According to my understanding, the SVD decomposition consists of decomposing a matrix into a rotation, scaling, then another rotation. This suggests to me one can use that to create arbitrary linear transformations. This is what I am attempting to do.

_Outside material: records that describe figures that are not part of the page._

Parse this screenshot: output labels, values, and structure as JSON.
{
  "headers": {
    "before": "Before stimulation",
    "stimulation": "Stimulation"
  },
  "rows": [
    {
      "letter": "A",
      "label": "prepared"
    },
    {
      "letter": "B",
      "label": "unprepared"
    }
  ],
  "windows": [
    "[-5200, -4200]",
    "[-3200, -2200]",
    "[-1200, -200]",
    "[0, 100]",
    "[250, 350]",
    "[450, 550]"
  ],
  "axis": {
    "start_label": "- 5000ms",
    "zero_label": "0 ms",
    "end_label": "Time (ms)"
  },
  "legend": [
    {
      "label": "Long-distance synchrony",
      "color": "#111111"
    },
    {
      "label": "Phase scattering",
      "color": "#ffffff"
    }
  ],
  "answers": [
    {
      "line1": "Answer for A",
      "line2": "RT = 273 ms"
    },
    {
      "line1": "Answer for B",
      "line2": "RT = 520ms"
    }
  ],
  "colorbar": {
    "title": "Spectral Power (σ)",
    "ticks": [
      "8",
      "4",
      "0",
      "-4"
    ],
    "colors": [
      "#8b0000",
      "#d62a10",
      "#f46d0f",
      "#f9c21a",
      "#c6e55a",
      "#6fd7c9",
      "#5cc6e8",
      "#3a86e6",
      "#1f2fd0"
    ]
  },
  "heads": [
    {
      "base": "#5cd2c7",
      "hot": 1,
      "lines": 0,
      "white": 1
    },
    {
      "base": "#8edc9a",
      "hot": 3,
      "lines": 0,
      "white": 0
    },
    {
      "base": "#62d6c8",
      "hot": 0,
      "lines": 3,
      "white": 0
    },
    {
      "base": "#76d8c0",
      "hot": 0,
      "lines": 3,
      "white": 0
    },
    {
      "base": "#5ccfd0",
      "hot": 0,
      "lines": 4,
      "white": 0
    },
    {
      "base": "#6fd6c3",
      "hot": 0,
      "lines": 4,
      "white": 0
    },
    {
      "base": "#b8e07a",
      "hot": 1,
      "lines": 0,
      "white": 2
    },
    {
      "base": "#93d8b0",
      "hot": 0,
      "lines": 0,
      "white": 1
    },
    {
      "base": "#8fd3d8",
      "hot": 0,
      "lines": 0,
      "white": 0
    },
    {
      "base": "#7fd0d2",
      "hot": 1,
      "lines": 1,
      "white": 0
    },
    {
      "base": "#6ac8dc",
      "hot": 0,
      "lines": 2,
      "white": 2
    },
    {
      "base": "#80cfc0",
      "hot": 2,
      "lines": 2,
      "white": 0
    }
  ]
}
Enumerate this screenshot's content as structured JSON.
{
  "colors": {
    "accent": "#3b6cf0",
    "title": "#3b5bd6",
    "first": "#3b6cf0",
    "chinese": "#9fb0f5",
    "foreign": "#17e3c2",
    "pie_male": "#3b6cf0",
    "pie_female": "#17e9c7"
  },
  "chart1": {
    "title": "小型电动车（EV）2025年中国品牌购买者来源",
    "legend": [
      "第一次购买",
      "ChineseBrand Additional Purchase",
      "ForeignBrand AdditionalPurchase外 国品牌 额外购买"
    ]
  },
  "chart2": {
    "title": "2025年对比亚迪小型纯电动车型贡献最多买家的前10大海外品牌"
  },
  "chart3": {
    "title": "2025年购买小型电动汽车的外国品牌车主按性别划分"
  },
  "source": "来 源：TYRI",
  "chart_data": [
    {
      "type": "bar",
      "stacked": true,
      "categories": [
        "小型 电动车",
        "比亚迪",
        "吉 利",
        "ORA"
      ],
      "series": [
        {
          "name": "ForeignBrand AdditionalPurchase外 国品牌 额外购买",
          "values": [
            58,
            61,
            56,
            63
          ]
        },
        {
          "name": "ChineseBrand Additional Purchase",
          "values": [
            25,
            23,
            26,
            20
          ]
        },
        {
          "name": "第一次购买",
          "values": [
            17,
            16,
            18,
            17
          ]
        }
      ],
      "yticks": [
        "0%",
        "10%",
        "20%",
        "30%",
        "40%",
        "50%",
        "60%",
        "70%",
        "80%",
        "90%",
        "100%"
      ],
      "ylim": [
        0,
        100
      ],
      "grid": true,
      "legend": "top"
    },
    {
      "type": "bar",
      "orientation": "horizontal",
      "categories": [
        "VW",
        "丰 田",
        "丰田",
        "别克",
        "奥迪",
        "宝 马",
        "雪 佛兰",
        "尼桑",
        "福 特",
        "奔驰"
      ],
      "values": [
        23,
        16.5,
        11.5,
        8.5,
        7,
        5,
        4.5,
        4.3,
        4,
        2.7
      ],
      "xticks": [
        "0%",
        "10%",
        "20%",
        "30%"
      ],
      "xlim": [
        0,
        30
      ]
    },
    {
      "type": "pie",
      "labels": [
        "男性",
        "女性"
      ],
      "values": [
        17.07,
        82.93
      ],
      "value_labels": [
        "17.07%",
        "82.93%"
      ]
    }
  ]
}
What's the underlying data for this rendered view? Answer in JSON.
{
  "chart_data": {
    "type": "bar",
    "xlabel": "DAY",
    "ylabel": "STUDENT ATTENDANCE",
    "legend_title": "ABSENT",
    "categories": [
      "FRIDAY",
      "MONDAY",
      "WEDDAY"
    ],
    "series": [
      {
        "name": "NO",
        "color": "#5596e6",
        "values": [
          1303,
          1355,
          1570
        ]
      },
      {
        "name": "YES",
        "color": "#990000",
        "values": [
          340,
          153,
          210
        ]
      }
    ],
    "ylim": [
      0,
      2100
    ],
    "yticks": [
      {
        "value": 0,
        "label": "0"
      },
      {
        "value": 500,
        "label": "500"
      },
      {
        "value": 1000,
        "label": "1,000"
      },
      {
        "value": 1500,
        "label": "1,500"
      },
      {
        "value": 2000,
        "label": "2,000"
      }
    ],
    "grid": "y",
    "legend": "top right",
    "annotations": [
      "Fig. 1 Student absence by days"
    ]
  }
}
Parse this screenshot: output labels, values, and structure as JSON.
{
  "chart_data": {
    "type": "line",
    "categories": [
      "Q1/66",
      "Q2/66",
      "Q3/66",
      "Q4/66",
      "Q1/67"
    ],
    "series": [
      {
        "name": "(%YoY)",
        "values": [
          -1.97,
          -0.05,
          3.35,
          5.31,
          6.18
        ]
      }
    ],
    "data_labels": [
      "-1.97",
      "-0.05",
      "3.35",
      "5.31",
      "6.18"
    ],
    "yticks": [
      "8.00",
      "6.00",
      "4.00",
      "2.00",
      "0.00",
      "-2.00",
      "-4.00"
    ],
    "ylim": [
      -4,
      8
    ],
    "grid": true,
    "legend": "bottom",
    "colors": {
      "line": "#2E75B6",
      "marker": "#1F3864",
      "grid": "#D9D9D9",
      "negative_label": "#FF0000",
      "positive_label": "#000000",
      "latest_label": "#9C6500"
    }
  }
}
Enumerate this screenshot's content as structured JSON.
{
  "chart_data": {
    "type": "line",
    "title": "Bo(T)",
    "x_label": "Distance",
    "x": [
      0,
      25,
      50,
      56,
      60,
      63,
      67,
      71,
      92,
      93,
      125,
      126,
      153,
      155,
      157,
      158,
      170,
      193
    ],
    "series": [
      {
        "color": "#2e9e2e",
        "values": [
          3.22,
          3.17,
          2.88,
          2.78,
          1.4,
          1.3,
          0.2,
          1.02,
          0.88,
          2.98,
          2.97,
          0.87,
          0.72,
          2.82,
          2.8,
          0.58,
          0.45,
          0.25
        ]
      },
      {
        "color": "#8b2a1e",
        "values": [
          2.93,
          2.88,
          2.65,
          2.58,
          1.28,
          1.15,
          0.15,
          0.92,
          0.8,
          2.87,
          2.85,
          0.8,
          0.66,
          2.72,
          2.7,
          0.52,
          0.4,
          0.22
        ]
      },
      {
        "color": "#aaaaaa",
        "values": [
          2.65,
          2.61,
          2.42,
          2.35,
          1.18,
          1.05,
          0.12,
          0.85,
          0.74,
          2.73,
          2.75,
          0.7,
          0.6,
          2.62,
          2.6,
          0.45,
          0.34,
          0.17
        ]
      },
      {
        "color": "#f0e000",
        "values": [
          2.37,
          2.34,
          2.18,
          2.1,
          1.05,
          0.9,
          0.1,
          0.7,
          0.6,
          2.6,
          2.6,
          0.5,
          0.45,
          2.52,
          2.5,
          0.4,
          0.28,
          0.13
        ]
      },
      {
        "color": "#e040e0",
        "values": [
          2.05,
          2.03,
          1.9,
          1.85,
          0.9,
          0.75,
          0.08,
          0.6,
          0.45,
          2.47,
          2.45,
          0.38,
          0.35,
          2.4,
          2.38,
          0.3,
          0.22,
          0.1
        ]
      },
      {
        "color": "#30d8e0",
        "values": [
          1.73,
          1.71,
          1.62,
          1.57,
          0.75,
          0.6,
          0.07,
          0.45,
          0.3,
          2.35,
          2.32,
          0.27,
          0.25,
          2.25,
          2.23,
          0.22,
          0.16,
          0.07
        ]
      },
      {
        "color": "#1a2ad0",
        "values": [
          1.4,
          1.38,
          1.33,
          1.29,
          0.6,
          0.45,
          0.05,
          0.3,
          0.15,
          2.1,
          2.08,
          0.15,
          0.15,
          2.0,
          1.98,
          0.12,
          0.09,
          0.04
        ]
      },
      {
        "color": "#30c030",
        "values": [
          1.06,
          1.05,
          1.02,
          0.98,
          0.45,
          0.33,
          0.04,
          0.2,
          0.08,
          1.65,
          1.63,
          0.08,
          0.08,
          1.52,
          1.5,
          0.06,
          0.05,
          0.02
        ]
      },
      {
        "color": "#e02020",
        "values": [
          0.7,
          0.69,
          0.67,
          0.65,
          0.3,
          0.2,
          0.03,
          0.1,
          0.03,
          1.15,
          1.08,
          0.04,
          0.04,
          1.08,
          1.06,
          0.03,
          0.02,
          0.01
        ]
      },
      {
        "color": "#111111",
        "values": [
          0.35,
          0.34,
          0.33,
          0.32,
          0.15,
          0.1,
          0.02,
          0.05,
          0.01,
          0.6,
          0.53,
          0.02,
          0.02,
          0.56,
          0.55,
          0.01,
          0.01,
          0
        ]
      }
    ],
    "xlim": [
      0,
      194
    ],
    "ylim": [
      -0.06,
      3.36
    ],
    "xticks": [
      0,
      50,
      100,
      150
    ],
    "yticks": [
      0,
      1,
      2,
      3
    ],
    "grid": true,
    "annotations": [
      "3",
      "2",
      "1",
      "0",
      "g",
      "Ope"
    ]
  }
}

Let $A\in \mathbb{R}^{2 \times 3}$ be a matrix defined from its SVD decomposition as a rotation (with $z$ as axis), then unitary scaling and finally an identity matrix, that is:
$$A=I_{2} \begin{bmatrix} 1 & 0 & 0 \\ 0 & 1 & 0 \\ \end{bmatrix}R_z^T $$
where $I_2$ is the $2\times 2$ identity matrix, and
$$R_z=\begin{bmatrix} \cos(\theta) & -\sin(\theta) & 0 \\ \sin(\theta) & \cos(\theta) & 0 \\ 0 & 0 & 1 \end{bmatrix}$$
That yields: $$A=\begin{bmatrix} \cos(\theta) & -\sin(\theta) & 0 \\ \sin(\theta) & \cos(\theta) & 0 \end{bmatrix}$$
If we consider $Av$, then the $z$ component of $v$ has no influence over $Av$. Intuitively that just seems wrong; I know $z$ won't rotate since that is the axis of rotation, but it is just gone. How to make intuitive sense of this?